The meeting broke up a few minutes later. Lance went to his locker to fetch his backpack. If he got the chance later, he wanted to hike out to the pictograph site.

"Is there something going on between you and April Webber?"

He almost dropped the pack and whirled to face Carmen. "What makes you say that?"

A smile played at the corners of her mouth. "Something in your eyes when you defended her. So I'm right? You two are involved?"

"Were involved. And it's April Morningstar. Rusty Webber is her step-dad."

"How involved were you?"

"Does it matter?" He unzipped the top of the pack and pretended to check the contents.

"I think it still matters to you."

Was he really so transparent or was Carmen, the only woman on the team, especially perceptive? "We were engaged," he said. "Breaking it off was her idea." He glanced around. "Keep quiet about it, okay?"

"Okay.

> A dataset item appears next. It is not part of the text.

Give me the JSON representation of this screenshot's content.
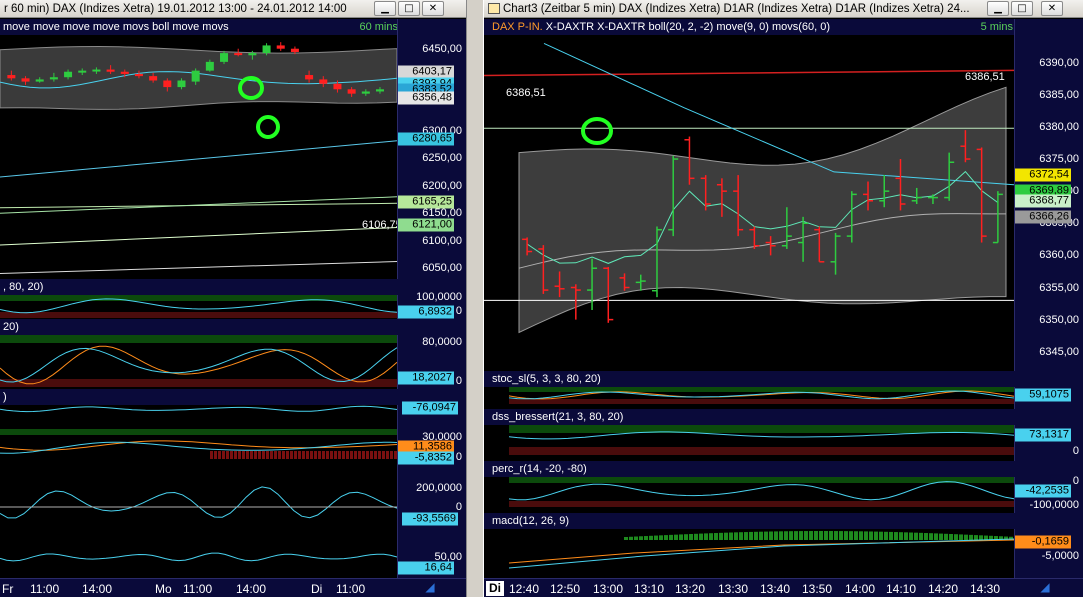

But are you okay with working this case with me? What if her stepfather, or her mother, does turn out to be involved?"

"I can do my job." He zipped up the pack and shouldered it. Wasn't that what Julie accused him of—putting his job first? But that was the way it had to be. He couldn't put personal considerations above doing his sworn duty to uphold the law.

##

"Rusty, could I talk to you for a minute?" April approached her stepfather hesitantly, still unsure what she would say.

Rusty Webber, a big bear of a man with streaks of gray in his red hair, looked up with a smile. "Sure, hon. What do you need?"

"I guess Mom told you Lance was by here, wanting to talk to you."

The smile dissolved, and his whole face sagged. "She told me. I've got nothing to say to him."

"That's terrible, about those people taking those pictographs from the canyon," she said. "Why would they do something like that?"

"Collectors will pay a lot of money for art like that." He shuffled papers on his desk. "I'm really busy, hon. Lots to wrap up from my buying trip."

"I'm just asking because a couple of weeks ago I thought I saw something that looked a lot like the images in the photos Lance showed us. It was in the locked case in back."

Rusty buried his head in both hands, then looked up at her, his face pale.

"If you care about me at all, you won't mention this to you mom or anyone else again. You especially shouldn't say a word if you still care anything for that cop."